The world premiere of Alloment Annie by Mark Mason, opening January 5th at Strawdog Theatre.
1944: In wartime, sometimes you have to kill to keep love alive.
What starts as a harebrained war profiteering scheme by a dashing Army Air Force pilot and a beautiful bartender turns into sex, betrayal and murder, and bodies start to fall in more ways than one during the most violent year of the twentieth century.
$5,000 is what we’re after, and here’s how we’ll use it:
We’re infusing swing dance, and take it from us, swingin’ ain’t easy.
We hired a choreographer to teach us to jump, jive and wail.
We’ve got period costumes. We’ve got radio. And we’ve got some darn talented actors.
Oh, and this: a fantastic brand new play by Chicago playwright Mark Mason, at Strawdog Theatre.
Never been seen before.
On top of that, if we reach $5K? All veterans and active military see the show for FREE. Any performance, any time.
Let’s make it happen.
Risks and challenges Learn about accountability on Kickstarter
There are always risks and challenges associated with being a "storefront" theatre company in Chicago:
1) We are itinerant - Since we match the venue to the individual plays we produce, we have performed at a number locations around Chicago. This creates a unique challenge, since our audiences are being asked to follow us from place to place. We overcome that challenge by partnering with the performance venue as well as surrounding establishments (restaurants, shops) to promote our show through cross-promotional and marketing efforts that create a "temporary home" in that neighborhood to successfully reach out to audiences in the area and beyond.
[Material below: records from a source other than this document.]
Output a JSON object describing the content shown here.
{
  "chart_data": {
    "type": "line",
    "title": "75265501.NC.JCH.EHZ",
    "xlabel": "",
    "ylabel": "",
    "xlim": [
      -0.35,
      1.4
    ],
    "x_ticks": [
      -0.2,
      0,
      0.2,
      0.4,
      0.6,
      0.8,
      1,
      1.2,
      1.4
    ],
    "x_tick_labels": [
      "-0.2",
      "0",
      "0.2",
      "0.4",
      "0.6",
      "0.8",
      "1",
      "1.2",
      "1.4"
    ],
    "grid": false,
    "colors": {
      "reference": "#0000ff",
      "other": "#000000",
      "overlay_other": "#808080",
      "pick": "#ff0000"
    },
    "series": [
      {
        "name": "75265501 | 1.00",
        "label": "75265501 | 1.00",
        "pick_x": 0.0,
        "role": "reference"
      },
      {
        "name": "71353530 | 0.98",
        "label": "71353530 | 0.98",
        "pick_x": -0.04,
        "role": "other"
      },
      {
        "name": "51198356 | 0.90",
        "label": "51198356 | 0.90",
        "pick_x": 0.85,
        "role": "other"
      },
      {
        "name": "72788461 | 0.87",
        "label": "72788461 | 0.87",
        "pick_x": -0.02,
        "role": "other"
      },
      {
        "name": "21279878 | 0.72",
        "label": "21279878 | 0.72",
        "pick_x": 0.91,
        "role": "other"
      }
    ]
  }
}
2) We have a limited budget and a lot of theatrical elements in the show - Allotment Annie has swing dancing, 1940's style radio, and some intense drama. Since we "infuse" other elements on stage (in this case swing dancing), making sure the production quality is always at a high level can be challenging and every show is a risk in that regard. We answer than challenge by bringing in pedigree performers, designers, and choreographers that are known for working within a limited budget but can still produce great results artistically. We have a track record of success (8 previous shows) to our credit where we feel we've overcome this challenge.
3) Marketing is a challenge - We have been around since 2006, so we do have a built-in audience base. However, we are performing this show at a venue where we haven't previously produced (Strawdog Theatre). We are also asking potential audiences to take a chance on a world premiere - in other words, a play that has never been produced before, written by a young, up-and-coming playwright but not a household name. It is always risky to produce new work, and this is especially true with a playwright who is on the rise as well. We overcome this challenge through multiple marketing and promotional channels including social media campaigns, very targeted advertising (within the Lakeview/Wrigleyville neighborhood), and discounts and even free tickets that get folks in the door during the early stages of the production run. That way we can get that word of mouth going - the most important factor to the success of one of our shows.
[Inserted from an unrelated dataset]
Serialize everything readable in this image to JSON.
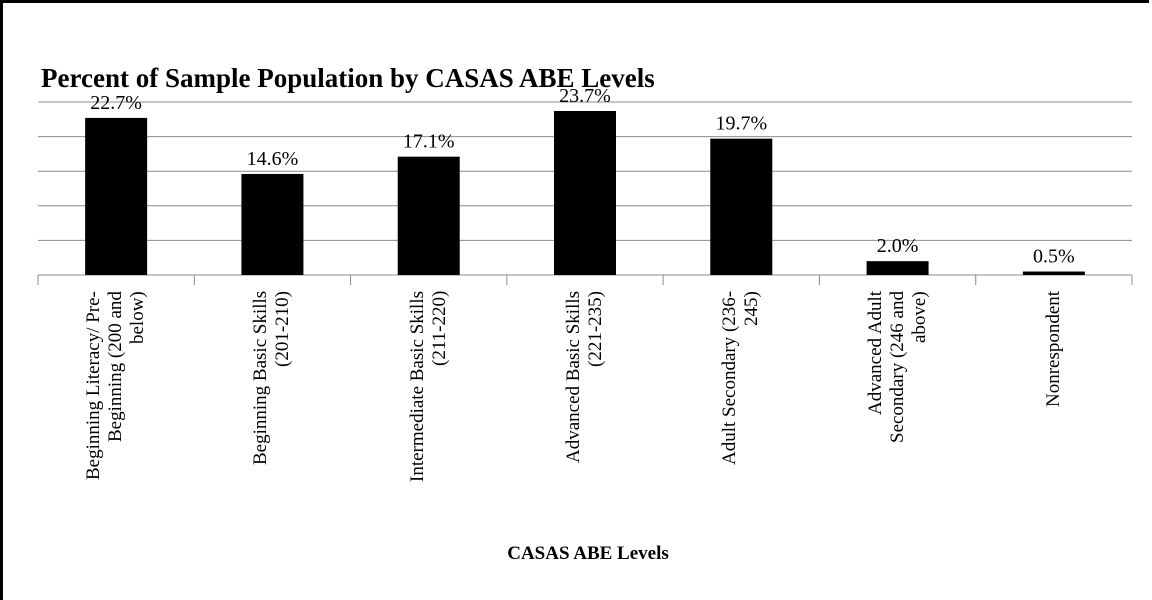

4) A script in progress - We are producing a show for which the script is still being developed. We are simultaneously rehearsing the play as well as working with the playwright to make sure the script is everything it can and should be. This can be challenging and fairly risky because we have the expectation that the play will get to a certain place in terms of the script itself, but it's a leap of faith we took when we rehearsals began on this project. We have addressed this challenge with terrific personnel, including a Director, Production Dramaturg, and the InFusion Artistic Director, all working closely with the playwright to help him take his show to the next level.